Esta história começou já se vai quase um século. Eu mesmo confesso que desconhecia a verdadeira origem do prato típico do Município de Campo Mourão-PR, até colidir meu carro em outro onde viajavam dois nobres anciãos: o Tenente Soares e seu fiel escudeiro Benevides, ambos na casa dos seus noventa anos, bem vividos, diga-se de passagem. Isto aconteceu no ano passado no litoral do Estado de Santa Catarina, durante as férias mais controvertidas que já tive.

Quebrei vários ossos, mas não corri risco de morte, ao contrário dos velhinhos. Ficamos os três em uma só enfermaria, e como não podia ser de outra forma, conversávamos, ou seja, entre os “ais” de dor, falávamos sobre os mais diversos assuntos, até mesmo sobre o Carneiro no Buraco e a história de que ambos presenciaram a primeira vez que essa iguaria foi consumida.

Abre aspas: Viajava nossa caravana em busca da Água da Fonte de São João Maria de Jesus, que segundo se sabia, ficava cerca de doze léguas a oeste do povoado de Campos do Mourão num lugarejo batizado por Pinhalão. – disse o oficial. Vínhamos da já frondosa Guarapuava, a qual era matrona de toda essa região, cujo percurso fazíamos em lombos de mulas. Se me lembro bem, o Zizinho e o Cacique vinham a pé. Um burro forte carregava a cozinha, que era composta dos víveres, uma chaleira de ferro para esquentar a água do chimarrão, talheres de pau, e um tacho de cobre com tampa. A água carregávamos nas cabaças.

Estávamos já há muitos dias andando por uma estrada conhecida como Caminho Pisado, uma antiga via que possuía cerca de oito palmos de largura, uma profundidade de 0,40cm e forrado por gramíneas que impediam o crescimento do mato. Esse histórico ramal era popularmente conhecido como caminho das tropas ou Peabiru; e naquele tempo ainda era bem delineado.

Nossas provisões estavam no fim, assim como a pólvora. Sem comida e sem jeito para caçar, a situação começou a ficar insustentável. Mas Deus nunca havia sido tão generoso para conosco como naquele dia.

Num final de tarde, Zizinho e o Cacique afastaram-se um pouco do acampamento para ver se encontravam alguns frutos que se pudesse amenizar a fome. Mas adivinha o que encontraram? Dois carneiros gordos!

Um deles eles conseguiram pegar. E como bons mateiros que eram, o trouxeram destripado ao acampamento. O animal pesou cerca de 30 quilos, depois de limpo e cortado em pedaços. — Não deixa o animal balir, meu pai dizia que dá azar e é sinal de que o próximo a morrer é você! — ouvia-se por ali como influência da cultura popular.

O japonês, nosso mestre-cuca, ativou o fogo, juntou tudo o que restava da dispensa: tomate, cebola, batata doce, batata salsa, chuchu, abobrinha, cenoura, vagem, pimentão, mandioca e maçã; e foi logo botando tudo para cozinhar no tacho de cobre com tampa.

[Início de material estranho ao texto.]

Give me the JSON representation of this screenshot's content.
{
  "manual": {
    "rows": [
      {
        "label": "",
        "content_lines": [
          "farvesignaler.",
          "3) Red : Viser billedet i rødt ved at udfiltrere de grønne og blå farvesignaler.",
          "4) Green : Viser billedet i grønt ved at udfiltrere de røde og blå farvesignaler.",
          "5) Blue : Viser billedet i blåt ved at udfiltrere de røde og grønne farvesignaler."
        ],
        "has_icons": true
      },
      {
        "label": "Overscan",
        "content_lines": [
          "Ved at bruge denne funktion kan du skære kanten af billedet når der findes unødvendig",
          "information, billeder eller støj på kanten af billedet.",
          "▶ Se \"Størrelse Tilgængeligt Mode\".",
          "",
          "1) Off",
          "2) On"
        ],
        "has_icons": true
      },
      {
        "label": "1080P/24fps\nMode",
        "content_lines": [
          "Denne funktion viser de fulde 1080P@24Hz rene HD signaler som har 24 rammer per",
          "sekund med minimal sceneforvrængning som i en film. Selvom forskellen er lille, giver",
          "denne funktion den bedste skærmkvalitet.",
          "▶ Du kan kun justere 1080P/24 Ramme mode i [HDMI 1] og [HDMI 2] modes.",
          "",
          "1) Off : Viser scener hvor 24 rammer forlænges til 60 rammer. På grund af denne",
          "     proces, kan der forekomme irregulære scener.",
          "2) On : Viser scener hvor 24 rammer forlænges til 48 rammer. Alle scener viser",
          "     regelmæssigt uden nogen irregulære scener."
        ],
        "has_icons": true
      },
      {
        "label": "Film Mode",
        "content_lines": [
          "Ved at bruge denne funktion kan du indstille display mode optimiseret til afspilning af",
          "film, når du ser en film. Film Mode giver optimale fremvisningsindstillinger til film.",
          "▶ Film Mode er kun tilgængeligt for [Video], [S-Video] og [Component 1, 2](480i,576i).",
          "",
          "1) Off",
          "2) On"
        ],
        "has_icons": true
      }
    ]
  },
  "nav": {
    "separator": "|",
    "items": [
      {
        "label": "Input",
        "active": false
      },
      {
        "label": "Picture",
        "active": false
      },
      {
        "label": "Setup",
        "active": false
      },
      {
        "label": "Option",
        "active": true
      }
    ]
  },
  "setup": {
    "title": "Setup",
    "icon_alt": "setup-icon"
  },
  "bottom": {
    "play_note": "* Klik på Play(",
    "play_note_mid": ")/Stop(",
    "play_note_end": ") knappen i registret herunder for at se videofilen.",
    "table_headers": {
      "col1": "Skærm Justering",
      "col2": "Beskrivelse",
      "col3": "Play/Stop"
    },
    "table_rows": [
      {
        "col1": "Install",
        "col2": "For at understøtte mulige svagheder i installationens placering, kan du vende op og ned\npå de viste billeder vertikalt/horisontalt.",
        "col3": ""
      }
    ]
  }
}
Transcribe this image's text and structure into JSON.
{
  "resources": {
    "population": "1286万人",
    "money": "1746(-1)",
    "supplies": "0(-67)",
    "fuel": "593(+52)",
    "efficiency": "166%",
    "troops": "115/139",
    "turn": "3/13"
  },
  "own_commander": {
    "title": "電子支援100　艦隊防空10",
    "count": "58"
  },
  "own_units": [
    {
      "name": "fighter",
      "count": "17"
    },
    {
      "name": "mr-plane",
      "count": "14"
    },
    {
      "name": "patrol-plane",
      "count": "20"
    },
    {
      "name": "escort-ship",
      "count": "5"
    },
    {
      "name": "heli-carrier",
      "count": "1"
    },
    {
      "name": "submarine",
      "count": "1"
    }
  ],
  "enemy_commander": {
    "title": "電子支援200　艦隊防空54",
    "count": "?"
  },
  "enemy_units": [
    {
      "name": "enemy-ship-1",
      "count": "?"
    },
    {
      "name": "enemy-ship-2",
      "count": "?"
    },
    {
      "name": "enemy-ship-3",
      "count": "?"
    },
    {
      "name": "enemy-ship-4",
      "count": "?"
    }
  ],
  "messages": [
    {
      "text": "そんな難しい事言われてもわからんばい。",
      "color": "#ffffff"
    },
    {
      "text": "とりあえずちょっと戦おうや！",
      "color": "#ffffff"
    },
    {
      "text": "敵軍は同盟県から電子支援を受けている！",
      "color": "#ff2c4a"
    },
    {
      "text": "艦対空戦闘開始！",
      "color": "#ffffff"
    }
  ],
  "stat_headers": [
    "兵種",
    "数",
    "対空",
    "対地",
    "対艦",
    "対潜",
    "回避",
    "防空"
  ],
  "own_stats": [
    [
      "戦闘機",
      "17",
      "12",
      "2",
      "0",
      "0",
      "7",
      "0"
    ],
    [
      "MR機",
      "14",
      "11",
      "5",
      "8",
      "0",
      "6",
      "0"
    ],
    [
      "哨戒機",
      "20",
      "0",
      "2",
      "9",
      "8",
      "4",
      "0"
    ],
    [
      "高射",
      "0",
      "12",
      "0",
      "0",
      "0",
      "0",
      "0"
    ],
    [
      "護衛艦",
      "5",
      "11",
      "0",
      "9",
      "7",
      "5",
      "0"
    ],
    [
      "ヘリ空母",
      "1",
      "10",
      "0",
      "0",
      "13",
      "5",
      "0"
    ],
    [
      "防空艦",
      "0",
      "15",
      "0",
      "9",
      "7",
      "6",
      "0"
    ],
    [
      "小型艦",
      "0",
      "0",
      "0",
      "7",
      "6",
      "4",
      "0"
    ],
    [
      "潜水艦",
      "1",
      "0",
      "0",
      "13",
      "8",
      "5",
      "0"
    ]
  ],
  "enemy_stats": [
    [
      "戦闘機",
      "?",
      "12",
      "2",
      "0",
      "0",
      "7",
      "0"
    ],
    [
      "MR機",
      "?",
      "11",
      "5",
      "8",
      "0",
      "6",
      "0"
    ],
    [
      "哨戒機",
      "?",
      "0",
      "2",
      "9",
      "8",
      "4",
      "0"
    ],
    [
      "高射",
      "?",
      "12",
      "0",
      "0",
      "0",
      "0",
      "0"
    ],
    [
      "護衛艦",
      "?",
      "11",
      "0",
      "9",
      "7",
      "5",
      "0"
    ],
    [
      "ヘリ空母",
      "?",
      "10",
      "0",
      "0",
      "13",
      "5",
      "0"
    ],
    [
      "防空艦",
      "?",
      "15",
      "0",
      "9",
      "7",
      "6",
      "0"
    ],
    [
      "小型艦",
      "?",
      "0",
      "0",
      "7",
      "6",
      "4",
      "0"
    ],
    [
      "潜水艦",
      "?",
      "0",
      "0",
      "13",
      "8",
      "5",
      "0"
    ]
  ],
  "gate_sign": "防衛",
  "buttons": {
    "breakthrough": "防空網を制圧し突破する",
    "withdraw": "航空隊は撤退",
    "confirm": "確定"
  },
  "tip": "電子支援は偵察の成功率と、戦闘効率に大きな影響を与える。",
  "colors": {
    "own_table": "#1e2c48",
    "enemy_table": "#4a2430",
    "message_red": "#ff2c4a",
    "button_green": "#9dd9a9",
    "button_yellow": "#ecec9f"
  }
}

Chegava o crepúsculo daquele dia distante. Estávamos todos ansiosos para saborear o cozido, que naquele instante começava a ferver. Mas a alegria do pobre dura pouco, e não demorou mais um minuto que ouvimos tiros, seguidos por berros: “ladrões de carneiro, vou cobri-los de chumbo!”

Mais do que depressa Zizinho, Cacique e o Japonês trataram de se livrar dos vestígios do animal roubado. A opção foi o buraco deixado pelo tronco de um pé de jaracatiá apodrecido. Nele colocaram o tacho, juntamente com o material incandescente: brasas vivas do nó de pinho; e depois o cobriram com a terra de um cupinzeiro abandonado que havia nas imediações. Além disso, cobriram também a terra removida com folhas para não gerar nenhuma suspeita de que ali havia um jantar sendo preparado.

De repente apareceu no acampamento um homem baixinho, tez clara e nariz afilado. Trazia às costas uma enorme espingarda, cuja boca do cano ainda saía um pouco de fumaça. Fedia mais que as mulas.

De véspera, olhou para uma botija que havia sobre os arreios, e foi logo perguntando se era vinho. Eu disse que era e ele poderia bebê-lo todo se pudesse.

Nem precisei insistir. Não demorou nem meia hora e o baixinho estava mais bêbado que gambá de alambique. Falando mole ele dizia que os carneiros não sobreviveriam mesmo naquelas condições. A bicharada iria comê-los mais dia, menos dia.

Não demos o braço a torcer nos entregando de que havíamos surrupiado o animal, talvez fosse uma estratégia do tal baixinho.

Escureceu profundamente. A fome aumentava e nosso convidado não ia embora.

Lá pela meia noite ele adormeceu. Podíamos até desenterrar o tacho se quiséssemos, pois naquelas condições o homem da espingarda não iria perceber, já que dormia sua total embriaguez.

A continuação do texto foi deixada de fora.